Once that is done, we could do something like this, during the output run:

for (auto const& name : m_fields_names) {
    // This is the current impl
   //  auto  field = get_field(name,"io");

   // This is the proposed new impl
   Field field;
   if (m_has_level_bounds) {
     auto whole_f = get_field(name,"io");
     int lev_dim = f.rank()-1; // levels are always at the end
     field = whole_f.subfield(lev_dim,m_lev_bounds); // lev bounds can be a std::pair<int,int>
  } else {
    field = get_field(name,"io");
  }

Later on, we'd have to always use field.get_strided_view instead of field.get_view, or provide 2 impl of the switch right below (since subviewing the last dim will create strided views). But that's not a big deal.

One catch: what do we do regarding midpoints vs interface quantities? Do we use the same bounds? Or should interface quantities always have 1 more entry than midpoint ones?

PeterCaldwell commented 10 months ago

should interface quantities always have 1 more entry than midpoint ones?

I don't see how interfaces wouldn't always have 1 more entry than midpoints. This seems like a fundamental property of geometry. For example |x|x|x| where x is midpoint and | is interface...

PeterCaldwell commented 10 months ago

The subfield approach makes sense to me.

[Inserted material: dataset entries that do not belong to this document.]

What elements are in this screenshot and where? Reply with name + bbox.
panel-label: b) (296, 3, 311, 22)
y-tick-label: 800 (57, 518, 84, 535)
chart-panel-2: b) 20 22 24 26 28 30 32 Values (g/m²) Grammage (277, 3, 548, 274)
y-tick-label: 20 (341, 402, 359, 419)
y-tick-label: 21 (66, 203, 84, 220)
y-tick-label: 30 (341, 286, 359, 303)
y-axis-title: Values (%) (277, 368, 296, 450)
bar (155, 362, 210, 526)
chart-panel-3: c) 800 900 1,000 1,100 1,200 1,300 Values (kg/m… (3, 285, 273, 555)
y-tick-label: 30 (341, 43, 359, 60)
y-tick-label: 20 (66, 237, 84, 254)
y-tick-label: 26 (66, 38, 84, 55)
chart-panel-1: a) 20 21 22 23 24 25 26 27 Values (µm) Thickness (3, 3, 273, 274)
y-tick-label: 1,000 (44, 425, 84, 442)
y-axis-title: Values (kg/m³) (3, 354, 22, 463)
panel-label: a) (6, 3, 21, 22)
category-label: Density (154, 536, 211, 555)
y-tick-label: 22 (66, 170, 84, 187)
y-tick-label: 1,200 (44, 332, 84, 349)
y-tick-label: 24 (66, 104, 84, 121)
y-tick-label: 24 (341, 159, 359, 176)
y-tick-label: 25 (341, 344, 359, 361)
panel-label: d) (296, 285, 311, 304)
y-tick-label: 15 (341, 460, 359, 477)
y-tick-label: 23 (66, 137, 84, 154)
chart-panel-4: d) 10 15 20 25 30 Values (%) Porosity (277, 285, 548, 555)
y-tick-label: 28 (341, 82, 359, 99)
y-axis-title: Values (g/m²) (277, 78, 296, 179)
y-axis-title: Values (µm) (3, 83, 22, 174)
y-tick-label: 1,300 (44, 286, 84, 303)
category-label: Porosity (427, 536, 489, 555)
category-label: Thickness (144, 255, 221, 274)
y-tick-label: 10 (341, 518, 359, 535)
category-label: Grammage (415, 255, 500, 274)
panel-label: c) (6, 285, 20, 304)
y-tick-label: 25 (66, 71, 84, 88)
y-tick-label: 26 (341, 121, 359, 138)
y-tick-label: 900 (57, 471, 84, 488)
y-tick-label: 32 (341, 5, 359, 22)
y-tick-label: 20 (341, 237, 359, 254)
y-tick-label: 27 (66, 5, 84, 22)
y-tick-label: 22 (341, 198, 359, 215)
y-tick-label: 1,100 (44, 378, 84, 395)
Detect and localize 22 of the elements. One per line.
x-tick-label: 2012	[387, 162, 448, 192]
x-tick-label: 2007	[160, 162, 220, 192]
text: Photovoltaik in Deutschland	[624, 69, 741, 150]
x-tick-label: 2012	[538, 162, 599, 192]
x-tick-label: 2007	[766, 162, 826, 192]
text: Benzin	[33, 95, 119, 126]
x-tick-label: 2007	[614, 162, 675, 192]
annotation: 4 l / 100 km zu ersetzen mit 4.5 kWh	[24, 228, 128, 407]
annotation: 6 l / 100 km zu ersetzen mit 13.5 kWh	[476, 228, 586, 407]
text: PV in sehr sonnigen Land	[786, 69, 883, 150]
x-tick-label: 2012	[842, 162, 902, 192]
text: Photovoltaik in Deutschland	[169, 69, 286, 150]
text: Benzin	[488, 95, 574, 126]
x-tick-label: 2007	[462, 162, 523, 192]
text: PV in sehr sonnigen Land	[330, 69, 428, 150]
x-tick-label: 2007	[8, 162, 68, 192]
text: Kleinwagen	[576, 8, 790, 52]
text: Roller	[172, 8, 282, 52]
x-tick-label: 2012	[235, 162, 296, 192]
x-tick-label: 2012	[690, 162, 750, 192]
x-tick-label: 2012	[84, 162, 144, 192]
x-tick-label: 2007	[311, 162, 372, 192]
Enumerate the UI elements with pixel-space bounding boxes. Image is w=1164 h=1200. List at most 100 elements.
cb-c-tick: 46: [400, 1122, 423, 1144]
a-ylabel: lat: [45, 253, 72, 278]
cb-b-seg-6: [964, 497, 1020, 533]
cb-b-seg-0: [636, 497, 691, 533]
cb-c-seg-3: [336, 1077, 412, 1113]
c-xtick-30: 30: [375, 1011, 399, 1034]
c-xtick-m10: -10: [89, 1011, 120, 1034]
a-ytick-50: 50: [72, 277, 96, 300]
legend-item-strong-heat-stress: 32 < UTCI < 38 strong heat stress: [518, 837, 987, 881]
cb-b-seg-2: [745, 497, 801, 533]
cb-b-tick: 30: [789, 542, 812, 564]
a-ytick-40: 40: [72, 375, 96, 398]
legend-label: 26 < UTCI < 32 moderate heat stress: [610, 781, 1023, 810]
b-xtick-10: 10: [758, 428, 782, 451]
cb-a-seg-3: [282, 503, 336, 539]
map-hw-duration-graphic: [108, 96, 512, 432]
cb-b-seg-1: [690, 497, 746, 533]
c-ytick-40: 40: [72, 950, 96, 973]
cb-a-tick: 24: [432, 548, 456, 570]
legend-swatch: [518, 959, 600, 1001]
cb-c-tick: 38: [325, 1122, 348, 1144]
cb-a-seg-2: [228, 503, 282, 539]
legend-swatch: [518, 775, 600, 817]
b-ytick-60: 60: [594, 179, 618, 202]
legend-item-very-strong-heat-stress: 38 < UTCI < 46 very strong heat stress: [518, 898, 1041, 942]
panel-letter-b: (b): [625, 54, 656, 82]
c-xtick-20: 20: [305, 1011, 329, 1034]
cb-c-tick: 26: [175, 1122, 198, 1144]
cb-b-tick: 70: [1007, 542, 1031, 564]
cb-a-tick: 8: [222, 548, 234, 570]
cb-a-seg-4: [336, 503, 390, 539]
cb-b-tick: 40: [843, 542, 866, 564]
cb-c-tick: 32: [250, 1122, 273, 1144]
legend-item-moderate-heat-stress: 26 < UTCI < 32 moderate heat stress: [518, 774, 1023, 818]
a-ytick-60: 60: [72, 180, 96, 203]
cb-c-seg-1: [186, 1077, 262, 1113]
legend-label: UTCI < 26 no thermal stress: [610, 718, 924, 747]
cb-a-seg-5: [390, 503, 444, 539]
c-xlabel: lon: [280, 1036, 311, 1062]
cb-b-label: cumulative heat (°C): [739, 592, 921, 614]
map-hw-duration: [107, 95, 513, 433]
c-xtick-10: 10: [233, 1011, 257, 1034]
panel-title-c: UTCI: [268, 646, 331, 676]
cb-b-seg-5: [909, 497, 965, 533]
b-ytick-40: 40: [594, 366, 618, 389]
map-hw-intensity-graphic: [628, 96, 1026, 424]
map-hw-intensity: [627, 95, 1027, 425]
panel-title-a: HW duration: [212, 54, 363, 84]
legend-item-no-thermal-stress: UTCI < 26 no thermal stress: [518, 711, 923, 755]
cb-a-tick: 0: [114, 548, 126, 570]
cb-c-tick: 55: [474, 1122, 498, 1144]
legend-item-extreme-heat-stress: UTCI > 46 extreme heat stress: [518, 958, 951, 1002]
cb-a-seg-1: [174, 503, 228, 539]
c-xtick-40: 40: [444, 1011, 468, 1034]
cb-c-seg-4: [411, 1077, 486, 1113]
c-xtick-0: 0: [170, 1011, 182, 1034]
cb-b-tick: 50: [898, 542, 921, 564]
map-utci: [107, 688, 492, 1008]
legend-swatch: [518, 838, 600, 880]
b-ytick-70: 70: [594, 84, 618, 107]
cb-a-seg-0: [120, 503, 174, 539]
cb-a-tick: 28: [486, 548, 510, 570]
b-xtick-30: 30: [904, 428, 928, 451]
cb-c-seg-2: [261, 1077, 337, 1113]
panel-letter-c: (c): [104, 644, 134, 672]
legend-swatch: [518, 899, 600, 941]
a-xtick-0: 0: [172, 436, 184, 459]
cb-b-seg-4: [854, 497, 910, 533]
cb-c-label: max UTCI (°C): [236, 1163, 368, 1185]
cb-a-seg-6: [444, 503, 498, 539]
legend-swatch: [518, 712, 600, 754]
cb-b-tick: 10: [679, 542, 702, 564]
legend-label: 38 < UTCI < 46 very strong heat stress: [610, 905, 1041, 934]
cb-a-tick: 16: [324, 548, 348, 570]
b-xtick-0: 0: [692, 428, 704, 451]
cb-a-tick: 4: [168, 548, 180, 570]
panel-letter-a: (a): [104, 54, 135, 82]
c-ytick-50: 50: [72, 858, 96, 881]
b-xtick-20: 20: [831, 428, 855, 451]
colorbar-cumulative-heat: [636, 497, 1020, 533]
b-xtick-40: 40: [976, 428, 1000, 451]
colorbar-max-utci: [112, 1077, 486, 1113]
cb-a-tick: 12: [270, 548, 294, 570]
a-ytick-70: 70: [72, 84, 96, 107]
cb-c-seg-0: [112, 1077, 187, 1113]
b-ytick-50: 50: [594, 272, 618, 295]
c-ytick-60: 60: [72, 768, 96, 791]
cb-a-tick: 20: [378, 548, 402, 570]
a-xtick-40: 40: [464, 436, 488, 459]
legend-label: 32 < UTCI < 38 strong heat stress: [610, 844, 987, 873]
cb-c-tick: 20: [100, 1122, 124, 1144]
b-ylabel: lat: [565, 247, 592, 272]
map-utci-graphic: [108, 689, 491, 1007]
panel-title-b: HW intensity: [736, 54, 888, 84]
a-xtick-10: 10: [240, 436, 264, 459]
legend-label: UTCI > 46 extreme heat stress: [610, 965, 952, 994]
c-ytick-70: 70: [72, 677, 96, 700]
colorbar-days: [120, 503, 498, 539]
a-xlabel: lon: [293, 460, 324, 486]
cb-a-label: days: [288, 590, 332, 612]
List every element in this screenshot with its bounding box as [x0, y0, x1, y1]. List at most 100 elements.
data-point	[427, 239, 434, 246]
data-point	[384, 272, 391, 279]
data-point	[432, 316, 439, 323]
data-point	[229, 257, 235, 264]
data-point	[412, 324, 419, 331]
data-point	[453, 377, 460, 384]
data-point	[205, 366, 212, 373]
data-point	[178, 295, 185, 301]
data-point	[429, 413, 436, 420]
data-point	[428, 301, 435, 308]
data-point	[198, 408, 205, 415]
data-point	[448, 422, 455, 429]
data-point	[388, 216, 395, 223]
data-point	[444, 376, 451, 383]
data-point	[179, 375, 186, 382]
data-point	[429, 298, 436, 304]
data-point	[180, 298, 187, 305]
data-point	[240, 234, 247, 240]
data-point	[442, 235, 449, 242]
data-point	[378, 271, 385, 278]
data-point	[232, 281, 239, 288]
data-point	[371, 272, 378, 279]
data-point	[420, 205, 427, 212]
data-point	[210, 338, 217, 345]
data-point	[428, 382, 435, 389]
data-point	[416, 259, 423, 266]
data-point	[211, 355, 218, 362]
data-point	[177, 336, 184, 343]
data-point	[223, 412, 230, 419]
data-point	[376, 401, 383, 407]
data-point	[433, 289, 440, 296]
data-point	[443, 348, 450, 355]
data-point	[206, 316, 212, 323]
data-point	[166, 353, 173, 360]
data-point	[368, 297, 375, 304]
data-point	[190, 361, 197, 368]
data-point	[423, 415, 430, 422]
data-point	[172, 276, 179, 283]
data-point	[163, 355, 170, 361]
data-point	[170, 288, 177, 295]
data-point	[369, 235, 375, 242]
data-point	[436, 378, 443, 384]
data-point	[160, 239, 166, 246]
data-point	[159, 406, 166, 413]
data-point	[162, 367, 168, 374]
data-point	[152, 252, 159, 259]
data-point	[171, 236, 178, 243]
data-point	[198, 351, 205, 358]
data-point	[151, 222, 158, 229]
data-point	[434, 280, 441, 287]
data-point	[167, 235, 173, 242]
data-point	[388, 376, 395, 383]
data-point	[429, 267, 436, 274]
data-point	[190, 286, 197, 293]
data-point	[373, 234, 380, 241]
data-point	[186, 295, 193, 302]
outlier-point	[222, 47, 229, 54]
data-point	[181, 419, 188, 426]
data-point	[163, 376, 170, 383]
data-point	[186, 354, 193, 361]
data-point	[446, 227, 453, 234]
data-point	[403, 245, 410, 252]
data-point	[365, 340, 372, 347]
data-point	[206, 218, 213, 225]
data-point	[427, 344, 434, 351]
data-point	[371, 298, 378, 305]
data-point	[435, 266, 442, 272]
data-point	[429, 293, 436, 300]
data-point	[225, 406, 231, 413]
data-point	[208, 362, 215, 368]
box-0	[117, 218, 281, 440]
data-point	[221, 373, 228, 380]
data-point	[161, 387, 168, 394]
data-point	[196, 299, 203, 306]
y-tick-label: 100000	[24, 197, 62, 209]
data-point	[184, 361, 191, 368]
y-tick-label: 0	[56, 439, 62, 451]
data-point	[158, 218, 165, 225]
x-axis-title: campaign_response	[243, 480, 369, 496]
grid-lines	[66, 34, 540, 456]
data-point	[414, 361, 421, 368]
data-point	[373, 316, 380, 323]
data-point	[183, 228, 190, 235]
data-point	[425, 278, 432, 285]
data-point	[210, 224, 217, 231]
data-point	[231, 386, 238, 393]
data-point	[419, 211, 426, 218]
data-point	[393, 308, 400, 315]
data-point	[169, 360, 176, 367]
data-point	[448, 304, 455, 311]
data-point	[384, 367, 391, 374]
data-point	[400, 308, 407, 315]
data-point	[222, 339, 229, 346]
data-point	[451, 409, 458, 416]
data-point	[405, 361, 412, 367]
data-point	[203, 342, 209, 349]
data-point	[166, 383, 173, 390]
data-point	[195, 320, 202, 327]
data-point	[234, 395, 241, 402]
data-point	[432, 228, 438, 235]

I'm still not clear what this would mean for yaml files or for output files. Would we insist that only the first 80 entries of one variable were written out, then the whole output file would contain variables with just 80 vertical levels?

PeterCaldwell commented 10 months ago

Update: max tropopause height is typically ~70 mb. Chris T reports that we have ~100 layers below 70mb using the "lev" output dimension (which is like a global ave of the pressure at a given model level). Thus implementing this change would save us ~20% of our storage cost for 3d fields. That's substantial but not overwhelming.

@brhillman - do you think it would be worth waiting our simulations for a week in order to have this reduction? Also, I'm totally guessing how long it would take to get this done b/c everyone is already working on important stuff and I don't want to presume that this would be that easy.

There's also a question of whether it would make more sense to just write output on a set of tropospheric pressure levels if one wanted to omit the stratosphere.

bartgol commented 10 months ago

The subfield approach makes sense to me. I'm still not clear what this would mean for yaml files or for output files. Would we insist that only the first 80 entries of one variable were written out, then the whole output file would contain variables with just 80 vertical levels?

Yes, what I was envisioning is adding a new (optional) parameter to the yaml file, something like vertical_level_lower_bound: 20 or something, which would cause levels 0-19 to be ignored _for all 3D quantities`.

bartgol commented 10 months ago

There's also a question of whether it would make more sense to just write output on a set of tropospheric pressure levels if one wanted to omit the stratosphere.

Perhaps we could simply take advantage of the vertical remap capabilities? I don't know if we have an actual number for the cost overhead, but I'm sure we can find out manually by

  1. run a case with a single output yaml file, outputing N fields
  2. run the same case with the same output yaml file, but adding a vert remap file, with the vert remap being "an identity" (that is, use the same hybrid coords as the model).

This should give us a feeling of how much it costs to run vert remap.

Edit: thinking a bit more about this, I'm not sure vert remap can "focus on a piece of the atm". I wonder if it simply increases/decreases the number of levs, but doesn't change bot/top location. @AaronDonahue may know better.

AaronDonahue commented 10 months ago

I think vertical remapping would get us what we want w.r.t. grabbing all levels in say the tropopause. The difference is we would get remapped (interpolated) values onto the set of pressure levels we care about, rather than the raw data in say the lowest 100 levels. Not sure how important it would be to have raw data for our 3D analysis.